I got a kick out of watching pint sized catchers frame the pitch and checking out the body language when he didn’t agree with the ump’s call. No arguments, just toss the ball to the pitcher, give the sign and get into his stance.
There were many notable fielding plays but one that was incredible was when the Louisiana third baseman made a Ken Caminiti type play going to his right, almost going to his knees and firing a rocket to first base for the out. It would not have been an out had the first baseman not stretched his 5’8” frame fully with his arm extended to have the throw beat the runner by a half step. This is what I mean saying they knew the nuances of their position. Had he not stretched as far as he could the runner would have beat the ball to the glove. They must have shown that replay three times.

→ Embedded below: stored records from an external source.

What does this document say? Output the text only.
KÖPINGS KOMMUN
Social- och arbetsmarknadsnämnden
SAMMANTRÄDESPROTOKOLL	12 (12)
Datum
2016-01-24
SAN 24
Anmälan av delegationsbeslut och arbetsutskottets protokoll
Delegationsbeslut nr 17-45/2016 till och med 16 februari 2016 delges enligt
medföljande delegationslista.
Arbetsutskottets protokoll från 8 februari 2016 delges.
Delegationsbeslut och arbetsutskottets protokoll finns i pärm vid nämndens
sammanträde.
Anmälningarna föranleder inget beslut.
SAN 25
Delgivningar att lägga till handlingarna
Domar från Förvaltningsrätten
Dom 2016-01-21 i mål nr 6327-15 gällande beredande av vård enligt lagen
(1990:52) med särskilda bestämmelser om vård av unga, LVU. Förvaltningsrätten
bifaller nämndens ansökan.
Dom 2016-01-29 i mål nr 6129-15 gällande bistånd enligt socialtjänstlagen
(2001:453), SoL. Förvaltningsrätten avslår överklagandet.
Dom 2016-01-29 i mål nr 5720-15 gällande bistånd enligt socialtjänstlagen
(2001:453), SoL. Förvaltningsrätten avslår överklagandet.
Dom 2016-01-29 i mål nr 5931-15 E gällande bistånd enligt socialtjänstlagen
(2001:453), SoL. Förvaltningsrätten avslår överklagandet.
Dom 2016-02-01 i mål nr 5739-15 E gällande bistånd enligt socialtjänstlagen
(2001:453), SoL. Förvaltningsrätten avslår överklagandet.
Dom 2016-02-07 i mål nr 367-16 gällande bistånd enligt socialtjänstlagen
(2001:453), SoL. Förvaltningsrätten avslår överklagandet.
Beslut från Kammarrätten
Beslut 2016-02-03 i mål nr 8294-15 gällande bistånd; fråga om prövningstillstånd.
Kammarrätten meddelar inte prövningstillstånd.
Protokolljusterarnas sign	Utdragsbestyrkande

And put this name in your future major league roster file: Reece Roussel who set a LLWS record for hits and another record for doubles. I believe his batting average of .789 had to be a record as well. Not even Ted Williams or Tony Gwynn had an average that high. That kid put his bat on the ball every time he stepped into the batter’s box.
This got me to remember what happened in the 1981 LLWS. Escondido National LL made the trip to Williamsport, PA as the West Champions. The first, and still only, team from Escondido to do so. Our local radio station KOWN carried the games from San Bernardino and had thousands of us listening to the broadcasts. Al Michael’s call at Lake Placid “do you believe in miracles?” could be heard around town. The fourteen boys almost became household names…Barboa, Brookes, Cardoza, Escalante, Esposito, Hobbs, Hopkins, Kinch: Gary and Kenny, Larrabee, Moran, Salisbury, Scales, Simpson, Villalobos and Coach Mike Pumar. Certainly a major highlight in our city’s history. They were recognized that year in the Jaycees Christmas Parade. Hard to believe it was 38 years ago.
I hate to end on a downer however I must say something about a great loss this city has suffered. The Roynon Museum is no longer an Escondido destination. About 10 years or so ago I had the pleasure of being the guest of Mr. Roynon at his home which was the original location of this amazing prehistoric collection. Listening to his enthusiastic description for about an hour was exhilarating as my mind went back to my grammar school (today’s middle school) trip to the Natural History Museum in NYC.
He entertained, nay educated grade school children for years until a neighbor complained about the school buses parked on the street which prompted his moving the museum to Grand Ave and now it is in a town I don’t care to remember. The big losers here are our children.